The rest of the results reported in the article are tainted by the same problem and should be ignored. I've posted scatterplots for the W-score and SS correlations I calculated for those who want to see these plots (click here).
- Thomson, D., Crewther, D. & Crewther, S (2006). Wots that Werd? Pseudowords (non-words) may be a Misleading Measure of Phonological Skills in Young Learner Readers. Dyslexia, 12, 289-299. (click here to view)

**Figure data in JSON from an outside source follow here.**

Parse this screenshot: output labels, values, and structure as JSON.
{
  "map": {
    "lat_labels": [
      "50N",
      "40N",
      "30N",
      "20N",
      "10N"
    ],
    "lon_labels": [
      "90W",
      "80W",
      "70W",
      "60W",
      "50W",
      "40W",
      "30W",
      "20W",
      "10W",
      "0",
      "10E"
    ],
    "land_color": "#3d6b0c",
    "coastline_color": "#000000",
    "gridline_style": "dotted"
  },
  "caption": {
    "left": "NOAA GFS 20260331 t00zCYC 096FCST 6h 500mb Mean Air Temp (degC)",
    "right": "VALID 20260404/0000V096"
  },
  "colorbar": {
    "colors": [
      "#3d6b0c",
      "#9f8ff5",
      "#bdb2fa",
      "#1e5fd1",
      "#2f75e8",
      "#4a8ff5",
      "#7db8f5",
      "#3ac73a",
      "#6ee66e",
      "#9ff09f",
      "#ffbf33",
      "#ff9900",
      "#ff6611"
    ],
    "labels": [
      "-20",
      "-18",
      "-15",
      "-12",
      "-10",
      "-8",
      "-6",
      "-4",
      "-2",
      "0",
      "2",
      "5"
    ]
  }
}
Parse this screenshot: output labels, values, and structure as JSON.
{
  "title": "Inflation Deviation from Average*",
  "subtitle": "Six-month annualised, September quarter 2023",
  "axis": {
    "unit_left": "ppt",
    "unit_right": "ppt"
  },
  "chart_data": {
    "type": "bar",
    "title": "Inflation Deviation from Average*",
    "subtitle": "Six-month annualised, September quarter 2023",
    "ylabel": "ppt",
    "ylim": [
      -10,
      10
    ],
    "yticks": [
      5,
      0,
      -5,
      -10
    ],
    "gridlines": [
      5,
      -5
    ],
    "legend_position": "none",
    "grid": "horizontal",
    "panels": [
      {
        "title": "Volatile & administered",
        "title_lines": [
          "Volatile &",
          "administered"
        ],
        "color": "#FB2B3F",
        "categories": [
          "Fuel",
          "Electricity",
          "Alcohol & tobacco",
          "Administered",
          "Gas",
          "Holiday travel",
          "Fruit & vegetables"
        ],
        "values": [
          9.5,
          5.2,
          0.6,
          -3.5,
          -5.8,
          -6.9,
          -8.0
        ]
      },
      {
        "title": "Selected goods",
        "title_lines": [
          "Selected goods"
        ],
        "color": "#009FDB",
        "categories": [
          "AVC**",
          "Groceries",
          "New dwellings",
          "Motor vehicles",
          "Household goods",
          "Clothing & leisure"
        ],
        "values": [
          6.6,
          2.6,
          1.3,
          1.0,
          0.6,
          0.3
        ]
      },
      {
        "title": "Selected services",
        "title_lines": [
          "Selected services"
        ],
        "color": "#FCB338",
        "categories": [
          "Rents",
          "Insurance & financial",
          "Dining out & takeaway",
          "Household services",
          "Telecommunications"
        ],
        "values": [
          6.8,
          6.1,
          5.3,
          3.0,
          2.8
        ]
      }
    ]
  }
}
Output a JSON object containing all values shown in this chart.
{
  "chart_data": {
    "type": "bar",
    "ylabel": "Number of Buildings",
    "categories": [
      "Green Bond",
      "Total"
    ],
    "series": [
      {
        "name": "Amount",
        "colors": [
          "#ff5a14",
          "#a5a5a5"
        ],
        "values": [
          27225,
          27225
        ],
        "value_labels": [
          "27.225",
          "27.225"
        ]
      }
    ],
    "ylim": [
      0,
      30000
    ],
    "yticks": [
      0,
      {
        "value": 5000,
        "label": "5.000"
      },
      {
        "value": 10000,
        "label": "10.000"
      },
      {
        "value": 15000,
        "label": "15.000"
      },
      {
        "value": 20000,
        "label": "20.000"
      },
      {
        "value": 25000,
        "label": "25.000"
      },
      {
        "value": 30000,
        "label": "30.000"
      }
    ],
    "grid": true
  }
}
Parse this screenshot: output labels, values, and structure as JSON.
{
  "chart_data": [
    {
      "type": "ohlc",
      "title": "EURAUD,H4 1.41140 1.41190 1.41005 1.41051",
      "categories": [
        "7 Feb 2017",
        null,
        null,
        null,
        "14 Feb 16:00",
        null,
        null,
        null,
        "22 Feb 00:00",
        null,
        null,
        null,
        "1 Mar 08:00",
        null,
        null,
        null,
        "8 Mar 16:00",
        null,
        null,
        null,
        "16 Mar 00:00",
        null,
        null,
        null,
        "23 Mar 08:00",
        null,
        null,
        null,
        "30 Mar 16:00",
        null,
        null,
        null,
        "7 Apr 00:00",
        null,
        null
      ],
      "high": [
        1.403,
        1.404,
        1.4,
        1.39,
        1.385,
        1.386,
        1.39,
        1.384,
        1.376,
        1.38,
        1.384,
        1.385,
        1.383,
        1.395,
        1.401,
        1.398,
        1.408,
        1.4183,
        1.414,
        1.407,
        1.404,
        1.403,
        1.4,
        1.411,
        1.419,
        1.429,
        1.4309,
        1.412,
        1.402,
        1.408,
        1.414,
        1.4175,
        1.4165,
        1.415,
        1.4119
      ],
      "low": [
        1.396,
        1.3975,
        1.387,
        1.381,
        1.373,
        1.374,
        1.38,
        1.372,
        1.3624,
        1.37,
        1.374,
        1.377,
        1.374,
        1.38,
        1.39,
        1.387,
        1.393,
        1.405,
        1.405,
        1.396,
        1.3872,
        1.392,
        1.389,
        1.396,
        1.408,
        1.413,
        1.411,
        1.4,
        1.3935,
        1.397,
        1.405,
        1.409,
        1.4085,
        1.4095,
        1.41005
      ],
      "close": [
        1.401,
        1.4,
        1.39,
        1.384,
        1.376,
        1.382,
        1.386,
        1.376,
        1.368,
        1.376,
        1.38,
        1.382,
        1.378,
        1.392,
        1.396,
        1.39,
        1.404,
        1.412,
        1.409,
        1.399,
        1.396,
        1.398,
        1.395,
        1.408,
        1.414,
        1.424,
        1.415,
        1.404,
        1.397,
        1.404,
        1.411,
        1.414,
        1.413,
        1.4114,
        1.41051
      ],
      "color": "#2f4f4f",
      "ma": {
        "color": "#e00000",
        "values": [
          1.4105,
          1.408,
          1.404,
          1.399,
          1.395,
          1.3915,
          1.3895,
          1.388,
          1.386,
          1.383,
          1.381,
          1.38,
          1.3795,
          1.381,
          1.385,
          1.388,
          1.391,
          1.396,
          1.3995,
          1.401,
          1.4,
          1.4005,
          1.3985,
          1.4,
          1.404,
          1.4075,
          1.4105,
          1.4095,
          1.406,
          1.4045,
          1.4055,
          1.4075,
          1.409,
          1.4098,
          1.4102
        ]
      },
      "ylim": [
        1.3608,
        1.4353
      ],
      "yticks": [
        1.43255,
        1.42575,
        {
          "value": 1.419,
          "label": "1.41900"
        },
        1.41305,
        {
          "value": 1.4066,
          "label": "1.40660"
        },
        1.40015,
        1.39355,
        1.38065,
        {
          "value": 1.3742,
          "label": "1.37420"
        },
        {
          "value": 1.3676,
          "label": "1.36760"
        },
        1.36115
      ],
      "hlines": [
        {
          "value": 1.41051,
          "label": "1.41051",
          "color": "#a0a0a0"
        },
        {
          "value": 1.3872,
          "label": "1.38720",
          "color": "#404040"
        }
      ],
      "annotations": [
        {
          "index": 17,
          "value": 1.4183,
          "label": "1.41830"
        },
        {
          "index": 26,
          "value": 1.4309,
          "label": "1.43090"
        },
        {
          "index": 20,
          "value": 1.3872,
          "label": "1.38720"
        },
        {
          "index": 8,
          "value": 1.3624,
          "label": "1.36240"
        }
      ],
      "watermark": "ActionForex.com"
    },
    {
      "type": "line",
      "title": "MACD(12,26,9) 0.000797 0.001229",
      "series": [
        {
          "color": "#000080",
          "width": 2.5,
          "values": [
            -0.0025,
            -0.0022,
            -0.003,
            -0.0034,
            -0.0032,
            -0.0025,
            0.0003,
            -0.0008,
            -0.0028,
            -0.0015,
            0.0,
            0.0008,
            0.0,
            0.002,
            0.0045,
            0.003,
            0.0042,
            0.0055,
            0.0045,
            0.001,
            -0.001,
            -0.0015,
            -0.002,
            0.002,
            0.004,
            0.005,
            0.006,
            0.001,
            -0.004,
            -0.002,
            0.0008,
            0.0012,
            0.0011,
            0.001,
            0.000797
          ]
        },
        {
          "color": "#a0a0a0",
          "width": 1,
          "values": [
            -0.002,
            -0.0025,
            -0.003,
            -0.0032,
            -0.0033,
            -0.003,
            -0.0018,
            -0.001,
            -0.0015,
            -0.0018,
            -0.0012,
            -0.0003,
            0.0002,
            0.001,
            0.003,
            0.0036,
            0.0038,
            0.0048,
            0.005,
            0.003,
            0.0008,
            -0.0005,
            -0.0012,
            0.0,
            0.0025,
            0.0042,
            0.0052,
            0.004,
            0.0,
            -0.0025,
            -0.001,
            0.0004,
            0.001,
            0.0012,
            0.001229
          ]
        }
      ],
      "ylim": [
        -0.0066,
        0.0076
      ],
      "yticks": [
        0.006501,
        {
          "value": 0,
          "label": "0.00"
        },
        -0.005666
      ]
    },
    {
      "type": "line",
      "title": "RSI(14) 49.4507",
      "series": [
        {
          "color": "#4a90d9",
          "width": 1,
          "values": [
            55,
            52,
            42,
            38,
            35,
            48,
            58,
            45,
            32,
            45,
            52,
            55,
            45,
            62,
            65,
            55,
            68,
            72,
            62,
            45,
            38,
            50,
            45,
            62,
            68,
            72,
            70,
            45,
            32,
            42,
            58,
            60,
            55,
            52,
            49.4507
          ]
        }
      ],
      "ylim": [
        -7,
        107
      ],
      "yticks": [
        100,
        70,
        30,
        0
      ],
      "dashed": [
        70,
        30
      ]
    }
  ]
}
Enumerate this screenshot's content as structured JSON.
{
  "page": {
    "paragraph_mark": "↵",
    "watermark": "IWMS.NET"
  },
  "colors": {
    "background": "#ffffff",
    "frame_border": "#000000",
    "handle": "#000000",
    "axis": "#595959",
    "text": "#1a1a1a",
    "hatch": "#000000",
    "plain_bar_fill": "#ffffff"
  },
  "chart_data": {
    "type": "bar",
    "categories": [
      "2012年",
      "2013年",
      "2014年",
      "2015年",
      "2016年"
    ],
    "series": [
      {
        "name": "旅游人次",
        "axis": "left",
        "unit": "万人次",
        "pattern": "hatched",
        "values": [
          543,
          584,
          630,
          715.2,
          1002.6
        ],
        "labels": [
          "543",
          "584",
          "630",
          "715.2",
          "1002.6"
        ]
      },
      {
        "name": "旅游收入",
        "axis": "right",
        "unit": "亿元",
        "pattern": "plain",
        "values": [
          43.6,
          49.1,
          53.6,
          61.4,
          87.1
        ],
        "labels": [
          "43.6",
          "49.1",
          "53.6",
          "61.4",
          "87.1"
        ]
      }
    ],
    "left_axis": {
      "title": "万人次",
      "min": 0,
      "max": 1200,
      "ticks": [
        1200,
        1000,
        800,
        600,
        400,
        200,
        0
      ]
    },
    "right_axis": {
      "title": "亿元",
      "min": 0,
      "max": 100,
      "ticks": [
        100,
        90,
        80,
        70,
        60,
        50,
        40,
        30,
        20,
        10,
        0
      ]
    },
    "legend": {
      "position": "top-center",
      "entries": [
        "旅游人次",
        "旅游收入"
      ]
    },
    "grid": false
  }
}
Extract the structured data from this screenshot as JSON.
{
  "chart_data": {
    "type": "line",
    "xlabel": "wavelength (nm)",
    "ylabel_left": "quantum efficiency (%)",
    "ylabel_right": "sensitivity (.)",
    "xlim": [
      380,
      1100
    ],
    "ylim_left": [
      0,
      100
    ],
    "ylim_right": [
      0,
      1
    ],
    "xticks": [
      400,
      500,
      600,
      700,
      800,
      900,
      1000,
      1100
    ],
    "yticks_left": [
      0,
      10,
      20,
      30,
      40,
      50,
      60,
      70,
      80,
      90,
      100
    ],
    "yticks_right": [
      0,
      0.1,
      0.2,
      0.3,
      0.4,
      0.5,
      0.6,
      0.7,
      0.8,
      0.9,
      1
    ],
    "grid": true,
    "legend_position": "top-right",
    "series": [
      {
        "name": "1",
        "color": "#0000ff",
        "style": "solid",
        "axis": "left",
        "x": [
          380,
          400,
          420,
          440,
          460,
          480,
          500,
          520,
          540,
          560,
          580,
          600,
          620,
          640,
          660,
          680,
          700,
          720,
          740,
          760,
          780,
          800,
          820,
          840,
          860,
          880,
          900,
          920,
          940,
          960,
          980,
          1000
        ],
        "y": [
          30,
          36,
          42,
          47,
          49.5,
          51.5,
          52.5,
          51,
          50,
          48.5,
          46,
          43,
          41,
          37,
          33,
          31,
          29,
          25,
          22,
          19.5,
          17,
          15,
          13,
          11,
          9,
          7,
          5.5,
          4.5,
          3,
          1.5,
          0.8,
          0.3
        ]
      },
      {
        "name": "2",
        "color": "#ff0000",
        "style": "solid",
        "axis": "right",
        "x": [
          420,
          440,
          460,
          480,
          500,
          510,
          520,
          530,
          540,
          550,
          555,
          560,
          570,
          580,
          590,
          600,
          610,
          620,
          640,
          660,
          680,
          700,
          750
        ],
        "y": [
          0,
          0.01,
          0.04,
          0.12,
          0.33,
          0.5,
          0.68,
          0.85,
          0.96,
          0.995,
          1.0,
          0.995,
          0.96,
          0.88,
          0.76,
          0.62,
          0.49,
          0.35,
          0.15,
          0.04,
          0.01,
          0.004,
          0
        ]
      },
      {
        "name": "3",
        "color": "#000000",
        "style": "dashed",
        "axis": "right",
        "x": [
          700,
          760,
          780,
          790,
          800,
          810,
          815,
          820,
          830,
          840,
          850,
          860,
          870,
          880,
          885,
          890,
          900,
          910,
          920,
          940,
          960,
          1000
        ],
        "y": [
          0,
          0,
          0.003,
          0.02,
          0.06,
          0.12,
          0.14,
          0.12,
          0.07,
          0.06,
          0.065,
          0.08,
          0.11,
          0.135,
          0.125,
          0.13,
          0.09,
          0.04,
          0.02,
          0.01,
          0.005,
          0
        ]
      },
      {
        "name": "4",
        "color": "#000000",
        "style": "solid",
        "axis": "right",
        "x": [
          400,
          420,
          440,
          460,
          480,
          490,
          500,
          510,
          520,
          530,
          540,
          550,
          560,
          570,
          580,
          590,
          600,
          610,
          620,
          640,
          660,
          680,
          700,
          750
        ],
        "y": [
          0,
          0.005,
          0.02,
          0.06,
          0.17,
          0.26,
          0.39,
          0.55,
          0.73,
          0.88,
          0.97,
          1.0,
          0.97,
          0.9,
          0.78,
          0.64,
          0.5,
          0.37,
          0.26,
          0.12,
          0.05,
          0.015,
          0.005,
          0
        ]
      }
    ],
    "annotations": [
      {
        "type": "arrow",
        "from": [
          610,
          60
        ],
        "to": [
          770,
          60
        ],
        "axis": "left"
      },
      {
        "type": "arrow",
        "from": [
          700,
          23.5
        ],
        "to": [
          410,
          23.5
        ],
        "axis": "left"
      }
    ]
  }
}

Abstract (italics added by blogmaster)
- Pseudoword (non-word) reading tasks are a commonly used measure of phonological processing across diverse fields of reading research. However, whether pseudoword reading gives any more information about phonological processing in young learner readers than does the reading of real words has seldom been considered. Here we show that pseudoword and real word reading are so strongly correlated (r=0.94) in the first 4 years of school as to be representative of the same construct. Two of the subskills of phonological processing, phonological awareness and rapid automatic naming also predict almost identical amounts of variance in pseudoword and real word reading. A divergence in the correlations between word and pseudoword reading and phonological awareness and rapid naming only emerges in the fourth year, while a significant correlation between phonological awareness and rapid automatic naming is evident only in the first year of schooling. Thus these results suggest that, at least in young children learning to read, care should be taken when using pseudoword reading to measure either phonological processing ability or phonological awareness as this may misinform the choice of therapy for a child showing symptoms of dyslexia.